As we progress through autumn there are many things that we could be doing to assist our gardens in preparation for the cool winter months.
If you haven’t commenced your winter vegetable garden you must get things into the ground post haste and let things establish before the soil starts to cool down.
The soil should be dug over to a depth of 250mm and added to the soil at this time, a generous amount of animal manure forked through with the addition of some garden lime, say three to four handfuls per square metre.
Evenly rake out the surface, breaking up large clods, and you are ready to plant.
There are generally two ways to establish the garden, either by seedlings you have bought from a reputable nursery or those you have grown yourself, or by seed.

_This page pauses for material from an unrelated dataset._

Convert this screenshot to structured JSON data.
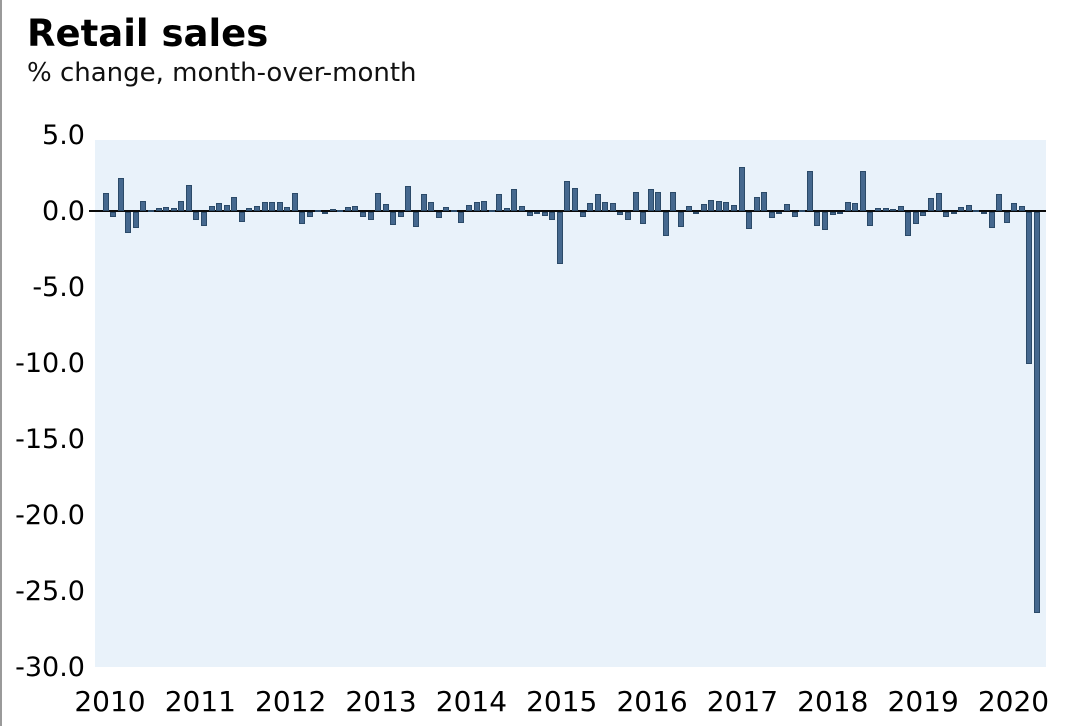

If planting by seedling you plant in situ. If starting from seed, you either sow into a seedling tray and once the seedling gets to a transplantable size you plant out, or you direct sow into the space you have allocated for the particular group you are intending to grow.
From my experience as a horticulturist of some 50-plus years, there are some vegetables that I would suggest are better planted by seed, and some by seedling.
These are my suggestions for late autumn/winter gardens:
- Seedlings: cabbages, cauliflowers, beetroots, spinach, silverbeet, broccoli, lettuce and kale.
- Seeds: carrots, parsnips, turnips, peas, broad beans, onions.
I have not mentioned some varieties here, but some research on the internet will tell you what to do.
Moving along from the vegetable garden to other tasks, there is still plenty to do.
Most summer-flowering perennials will now be starting to look a bit untidy. Plants like salvia, agastache and lavenders can be reduced in size by about one third. This will give them an opportunity to have one final flowering before the cool of winter sets in.
Herbaceous perennials like echinacea, monarda, hosta, dahlia and Easter daisy can be cut back to just above ground level.
Annuals like pansy, poppy, primula, stock, wallflower, viola, sweet peas and lobelia should be established in the ground now before it gets too cold and this will set you up for some great spring colour.
Mulching: while the soils still have some warmth and moisture left in them, it’s a good time to mulch your gardens to protect surface roots from drying out and from the soon-to-be cold soils—wood chips and gravel for the general garden beds, and sugar cane or lucerne mulch for the vegetable and flower gardens.
Dead-head roses to tidy up but don’t do any hard pruning until late June/July. Pruning will encourage new growth, and, being very supple, the new growth will be burnt off if you have an early frost.